I do have a couple of reservations, for which it gets 4.5 stars rather than 5. One, the will-they-or-won’t-they between Rhoda and Everard in the middle of the book is drawn out a bit too long. And two, there’s a bit too much unnecessary female jealousy, some of it bizarrely retconned into an otherwise beautiful scene. However, I forgive all of this in light of the end; this book can’t be intelligently discussed without talking about the ending, so my interpretation is included below. But I definitely wouldn’t have wanted to know before reading the book, so be warned.

 

MAJOR SPOILERS BELOW

 

So, this is basically the most feminist ending ever.
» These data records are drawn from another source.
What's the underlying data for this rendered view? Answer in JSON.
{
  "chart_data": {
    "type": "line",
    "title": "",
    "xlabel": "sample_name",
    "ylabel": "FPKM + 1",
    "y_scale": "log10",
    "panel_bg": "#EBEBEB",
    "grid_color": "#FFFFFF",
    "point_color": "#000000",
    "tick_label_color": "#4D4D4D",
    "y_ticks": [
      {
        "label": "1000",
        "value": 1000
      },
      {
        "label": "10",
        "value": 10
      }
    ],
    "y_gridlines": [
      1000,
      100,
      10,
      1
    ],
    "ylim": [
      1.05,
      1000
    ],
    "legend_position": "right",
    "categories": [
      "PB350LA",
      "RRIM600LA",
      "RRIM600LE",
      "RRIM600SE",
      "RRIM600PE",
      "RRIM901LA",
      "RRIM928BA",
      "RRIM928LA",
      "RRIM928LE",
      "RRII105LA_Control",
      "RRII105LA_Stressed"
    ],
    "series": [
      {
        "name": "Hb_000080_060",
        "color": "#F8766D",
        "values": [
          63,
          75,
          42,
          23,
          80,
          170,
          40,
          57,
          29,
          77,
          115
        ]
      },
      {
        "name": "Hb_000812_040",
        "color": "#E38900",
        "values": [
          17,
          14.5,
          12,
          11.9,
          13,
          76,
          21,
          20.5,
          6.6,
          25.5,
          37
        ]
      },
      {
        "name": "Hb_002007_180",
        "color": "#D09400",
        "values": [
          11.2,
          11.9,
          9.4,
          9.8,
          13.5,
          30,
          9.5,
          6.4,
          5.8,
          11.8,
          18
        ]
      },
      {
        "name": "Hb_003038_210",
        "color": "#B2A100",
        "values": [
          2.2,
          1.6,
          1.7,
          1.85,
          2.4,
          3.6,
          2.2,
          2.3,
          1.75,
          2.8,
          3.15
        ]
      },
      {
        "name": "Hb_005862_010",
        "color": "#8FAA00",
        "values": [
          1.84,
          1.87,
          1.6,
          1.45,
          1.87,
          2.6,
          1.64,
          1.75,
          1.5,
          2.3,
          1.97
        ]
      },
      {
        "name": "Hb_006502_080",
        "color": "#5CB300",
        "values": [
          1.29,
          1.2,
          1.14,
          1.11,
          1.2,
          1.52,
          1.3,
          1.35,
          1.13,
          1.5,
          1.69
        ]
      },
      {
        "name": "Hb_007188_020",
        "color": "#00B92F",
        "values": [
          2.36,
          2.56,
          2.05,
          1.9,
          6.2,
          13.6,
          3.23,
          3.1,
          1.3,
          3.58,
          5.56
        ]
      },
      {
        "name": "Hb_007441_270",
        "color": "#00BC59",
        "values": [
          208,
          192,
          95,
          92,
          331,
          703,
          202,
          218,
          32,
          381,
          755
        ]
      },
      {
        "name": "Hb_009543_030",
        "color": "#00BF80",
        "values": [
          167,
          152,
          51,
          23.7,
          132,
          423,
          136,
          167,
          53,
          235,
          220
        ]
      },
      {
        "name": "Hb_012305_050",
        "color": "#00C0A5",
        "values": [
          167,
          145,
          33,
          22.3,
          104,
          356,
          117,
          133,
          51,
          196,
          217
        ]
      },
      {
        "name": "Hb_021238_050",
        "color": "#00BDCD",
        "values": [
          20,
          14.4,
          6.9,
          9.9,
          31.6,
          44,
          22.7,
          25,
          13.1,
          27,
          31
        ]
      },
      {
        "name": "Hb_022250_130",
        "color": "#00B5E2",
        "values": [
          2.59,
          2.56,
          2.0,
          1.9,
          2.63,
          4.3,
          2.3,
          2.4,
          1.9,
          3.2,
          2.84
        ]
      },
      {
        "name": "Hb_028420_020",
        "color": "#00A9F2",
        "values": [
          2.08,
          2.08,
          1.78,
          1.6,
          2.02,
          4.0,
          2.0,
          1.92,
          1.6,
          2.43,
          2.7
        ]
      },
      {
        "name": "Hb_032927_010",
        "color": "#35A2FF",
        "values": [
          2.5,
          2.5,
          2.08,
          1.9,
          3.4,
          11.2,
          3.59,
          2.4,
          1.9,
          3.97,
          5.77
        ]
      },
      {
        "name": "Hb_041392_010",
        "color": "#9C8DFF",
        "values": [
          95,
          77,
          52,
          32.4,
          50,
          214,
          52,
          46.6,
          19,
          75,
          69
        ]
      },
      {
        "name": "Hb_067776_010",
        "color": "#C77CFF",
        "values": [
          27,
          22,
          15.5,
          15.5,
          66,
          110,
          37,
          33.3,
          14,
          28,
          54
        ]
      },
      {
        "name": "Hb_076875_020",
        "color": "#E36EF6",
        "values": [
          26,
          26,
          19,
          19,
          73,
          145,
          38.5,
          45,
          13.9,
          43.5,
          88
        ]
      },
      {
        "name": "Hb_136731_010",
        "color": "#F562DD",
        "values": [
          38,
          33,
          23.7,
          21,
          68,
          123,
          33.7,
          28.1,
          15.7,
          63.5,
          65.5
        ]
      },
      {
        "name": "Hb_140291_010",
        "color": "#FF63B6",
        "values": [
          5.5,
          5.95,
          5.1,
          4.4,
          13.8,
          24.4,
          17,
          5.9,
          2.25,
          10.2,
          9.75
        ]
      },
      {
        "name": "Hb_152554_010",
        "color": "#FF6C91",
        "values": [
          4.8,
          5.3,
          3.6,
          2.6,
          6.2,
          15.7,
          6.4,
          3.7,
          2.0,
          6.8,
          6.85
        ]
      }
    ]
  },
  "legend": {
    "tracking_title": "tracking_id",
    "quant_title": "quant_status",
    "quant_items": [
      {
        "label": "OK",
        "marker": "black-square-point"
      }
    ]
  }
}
First off, Rhoda rejects Everard in favor of devoting herself to her work. Name me one other novel, please, whose heroine chooses herself over an acceptable man! Some critics have seen this as pride getting the better of her, and causing her to lose out on romantic love and motherhood. But every choice in life means giving up the alternative, and given Rhoda’s immediate regrets when she initially agreed to the marriage, this seems to be the choice that will bring her the most happiness. And I doubt this couple would have worked out anyway; sparring might make exciting courtship but the endless power struggle would have lost its luster. And the way Everard thinks about marriage, in terms of conquest and domination, is in no way attractive; when he says he wants a strong woman, he means the submission of a worthy opponent. He doesn't care about Rhoda herself nearly as much as the excitement of the chase. I admit to getting a little caught up in the romance myself, but on reflection the misunderstanding really was fortunate for them both.

 

And Monica. A lot of reviewers have interpreted her death as a punishment for considering adultery, and yes, the "unfaithful" woman's death is a common trope in Victorian novels. However, this is not a moralistic novel, and Monica never actually cheats, so it’s hard to see why Gissing would have felt the need to punish her. And look at the simple cause-and-effect: Monica dies giving birth to the child she conceived with her husband, not in any way related to her potential affair. Had she rejected Widdowson, she would have lived. That’s right: marriage killed Monica, not immorality. I told you this book was subversive.

 

 

Note: This is not actually the version that I read; however, BookLikes does not currently allow for adding alternate cover editions.